In another thread, university professor Stephen Malley (Robert Redford) is challenging Todd Hayes (Andrew Garfield), a student who has lost his focus on school, to get reinvigorated in his studies. But that’s not the only reason to he’s speaking to him. Malley is trying to court Hayes into becoming a political activist and to pick a side for the battle of America. They counter back and forth without, unfortunately, coming to any real conclusions. The problem with this part, was instead of making me critically think about the political climate of the country (as the movie wants you to do), I simply shut their banter out of my head. Personally, I can’t stand listening to haughty individuals rationalize and try to one-up each other. Those types of people can all piss up a rope as far as I’m concerned.

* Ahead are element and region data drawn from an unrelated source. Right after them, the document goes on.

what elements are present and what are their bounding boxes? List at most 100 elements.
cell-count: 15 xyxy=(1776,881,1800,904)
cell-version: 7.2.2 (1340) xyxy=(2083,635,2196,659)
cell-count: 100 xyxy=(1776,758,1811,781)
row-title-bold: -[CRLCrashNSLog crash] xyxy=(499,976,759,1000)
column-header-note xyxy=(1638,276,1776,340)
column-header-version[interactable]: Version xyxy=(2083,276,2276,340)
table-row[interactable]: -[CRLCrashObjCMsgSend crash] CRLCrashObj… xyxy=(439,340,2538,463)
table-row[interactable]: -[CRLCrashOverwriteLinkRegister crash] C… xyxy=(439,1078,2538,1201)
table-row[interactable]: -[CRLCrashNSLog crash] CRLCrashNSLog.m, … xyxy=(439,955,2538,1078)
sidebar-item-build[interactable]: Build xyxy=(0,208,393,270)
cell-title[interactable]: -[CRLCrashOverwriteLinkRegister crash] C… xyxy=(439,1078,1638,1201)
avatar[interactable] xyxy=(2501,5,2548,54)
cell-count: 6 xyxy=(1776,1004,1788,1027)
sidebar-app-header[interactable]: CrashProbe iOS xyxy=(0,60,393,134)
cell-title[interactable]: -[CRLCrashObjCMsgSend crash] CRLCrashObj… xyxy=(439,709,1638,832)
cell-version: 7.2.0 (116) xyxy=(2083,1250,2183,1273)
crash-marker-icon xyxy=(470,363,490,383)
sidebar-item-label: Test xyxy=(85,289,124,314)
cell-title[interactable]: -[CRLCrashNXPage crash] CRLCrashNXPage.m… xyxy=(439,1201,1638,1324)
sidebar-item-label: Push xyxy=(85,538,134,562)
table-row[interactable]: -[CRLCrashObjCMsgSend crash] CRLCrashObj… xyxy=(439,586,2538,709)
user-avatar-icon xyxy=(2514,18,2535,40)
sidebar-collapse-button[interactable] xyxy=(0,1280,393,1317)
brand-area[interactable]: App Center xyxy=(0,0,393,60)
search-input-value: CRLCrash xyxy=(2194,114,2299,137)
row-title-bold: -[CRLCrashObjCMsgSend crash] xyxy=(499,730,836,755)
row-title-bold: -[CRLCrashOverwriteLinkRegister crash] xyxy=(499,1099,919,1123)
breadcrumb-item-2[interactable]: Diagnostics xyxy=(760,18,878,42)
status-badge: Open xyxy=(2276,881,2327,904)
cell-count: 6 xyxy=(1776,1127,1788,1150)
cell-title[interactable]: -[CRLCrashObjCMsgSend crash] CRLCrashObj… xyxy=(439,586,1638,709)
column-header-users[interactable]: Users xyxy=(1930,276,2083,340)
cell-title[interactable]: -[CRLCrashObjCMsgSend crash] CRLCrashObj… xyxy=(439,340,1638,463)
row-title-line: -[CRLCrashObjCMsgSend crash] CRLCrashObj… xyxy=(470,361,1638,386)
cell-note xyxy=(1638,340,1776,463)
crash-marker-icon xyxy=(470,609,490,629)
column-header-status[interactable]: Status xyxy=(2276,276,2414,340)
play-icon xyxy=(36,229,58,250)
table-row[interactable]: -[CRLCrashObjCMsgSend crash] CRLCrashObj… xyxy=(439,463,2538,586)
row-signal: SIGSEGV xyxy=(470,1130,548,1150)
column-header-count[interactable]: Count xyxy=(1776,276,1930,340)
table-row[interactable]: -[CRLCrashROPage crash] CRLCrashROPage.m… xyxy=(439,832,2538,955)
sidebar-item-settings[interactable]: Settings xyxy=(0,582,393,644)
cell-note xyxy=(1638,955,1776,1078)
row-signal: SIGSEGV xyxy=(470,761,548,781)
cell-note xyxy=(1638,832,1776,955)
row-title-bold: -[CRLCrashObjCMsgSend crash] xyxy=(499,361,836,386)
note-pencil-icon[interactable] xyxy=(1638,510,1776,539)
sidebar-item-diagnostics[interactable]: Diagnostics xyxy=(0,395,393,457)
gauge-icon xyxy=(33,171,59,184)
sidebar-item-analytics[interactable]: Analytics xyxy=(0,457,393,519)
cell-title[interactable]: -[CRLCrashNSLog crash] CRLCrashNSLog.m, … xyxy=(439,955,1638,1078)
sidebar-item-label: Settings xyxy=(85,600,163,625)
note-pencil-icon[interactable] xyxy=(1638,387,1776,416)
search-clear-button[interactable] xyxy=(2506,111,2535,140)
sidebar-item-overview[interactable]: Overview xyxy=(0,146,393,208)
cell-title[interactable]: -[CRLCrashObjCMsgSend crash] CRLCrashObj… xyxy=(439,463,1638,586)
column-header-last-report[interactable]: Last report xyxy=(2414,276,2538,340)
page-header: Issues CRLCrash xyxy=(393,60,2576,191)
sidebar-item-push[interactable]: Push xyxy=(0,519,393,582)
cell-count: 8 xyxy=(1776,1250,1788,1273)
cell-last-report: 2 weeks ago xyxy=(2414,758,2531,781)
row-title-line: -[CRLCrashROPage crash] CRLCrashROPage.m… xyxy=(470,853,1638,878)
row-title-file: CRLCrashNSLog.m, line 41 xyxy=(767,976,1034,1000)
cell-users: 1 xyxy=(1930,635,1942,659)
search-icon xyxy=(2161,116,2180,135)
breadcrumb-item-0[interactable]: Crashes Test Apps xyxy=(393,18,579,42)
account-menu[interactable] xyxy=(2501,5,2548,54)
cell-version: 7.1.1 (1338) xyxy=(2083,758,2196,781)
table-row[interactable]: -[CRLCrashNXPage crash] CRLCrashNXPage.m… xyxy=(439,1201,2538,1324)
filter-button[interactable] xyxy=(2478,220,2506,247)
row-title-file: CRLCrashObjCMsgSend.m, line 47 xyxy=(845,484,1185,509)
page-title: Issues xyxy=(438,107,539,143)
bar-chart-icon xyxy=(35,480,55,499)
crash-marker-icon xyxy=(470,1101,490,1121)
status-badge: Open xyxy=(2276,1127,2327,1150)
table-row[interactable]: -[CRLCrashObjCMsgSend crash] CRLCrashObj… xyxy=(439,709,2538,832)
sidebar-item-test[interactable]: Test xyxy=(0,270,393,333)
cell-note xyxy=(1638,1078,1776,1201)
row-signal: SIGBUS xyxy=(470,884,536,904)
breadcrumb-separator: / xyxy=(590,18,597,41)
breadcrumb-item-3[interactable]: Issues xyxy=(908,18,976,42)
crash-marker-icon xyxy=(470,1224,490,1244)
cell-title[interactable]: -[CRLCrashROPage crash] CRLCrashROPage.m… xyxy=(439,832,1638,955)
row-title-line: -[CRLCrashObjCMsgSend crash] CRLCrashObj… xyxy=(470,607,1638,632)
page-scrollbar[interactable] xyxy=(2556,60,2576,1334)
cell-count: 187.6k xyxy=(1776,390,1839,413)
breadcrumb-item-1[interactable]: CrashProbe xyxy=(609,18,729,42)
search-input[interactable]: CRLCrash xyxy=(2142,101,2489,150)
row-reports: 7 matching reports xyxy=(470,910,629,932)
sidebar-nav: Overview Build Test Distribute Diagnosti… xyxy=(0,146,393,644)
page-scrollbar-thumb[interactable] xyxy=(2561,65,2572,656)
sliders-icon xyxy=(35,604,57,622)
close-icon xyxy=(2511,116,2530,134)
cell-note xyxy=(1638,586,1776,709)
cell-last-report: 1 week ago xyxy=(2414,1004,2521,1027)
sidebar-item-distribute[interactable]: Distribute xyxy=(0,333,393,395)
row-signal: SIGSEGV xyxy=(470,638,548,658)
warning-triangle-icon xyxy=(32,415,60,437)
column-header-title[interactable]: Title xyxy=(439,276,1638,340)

And in the final path, two of Malley’s former students, Ernest Rodriguez (Michael Pena) and Arian Finch (Derek Luke) are in Afghanistan fighting the Taliban in Irving’s masterminded offensive. Things aren’t going well for them – the intelligence reports are once again fouled – and both solders find themselves stranded in very hostile territory. Their commander Lt. Col. Falco (Peter Berg) is deeply troubled by the situation and tries everything in his power to rescue them. The abandoned men, while waiting for help, take the time to remember how they got in this situation and ultimately realize that they’ve got to rely on their own abilities if they are to survive. You can’t count on the government for anything. And while this was meant as a way to tie together the pieces of the movie into a nice bundle, it all seemed strangely staged. More displeasing to me was the use of this segment as a launching pad to find fault with our military.
Obviously, from a conservative standpoint, I would have liked to see more equal representation for the right. Irving tries to make his case, but writer Matthew Michael Carnahan, ends up making him into a war monger. I especially liked the added touch of having a plaque on his wall that read: If I must choose between righteousness and peace, I choose righteousness. However, Lions for Lambs does raise a few thought provoking questions while reiterating the tried and true Bush bashing that we’ve been privy to for the past few years. No matter the agenda, it’s worth a view and a subsequent talk around the water cooler at the job. I’m sure that’s music to the ears of the political forces that helped shape and release this movie.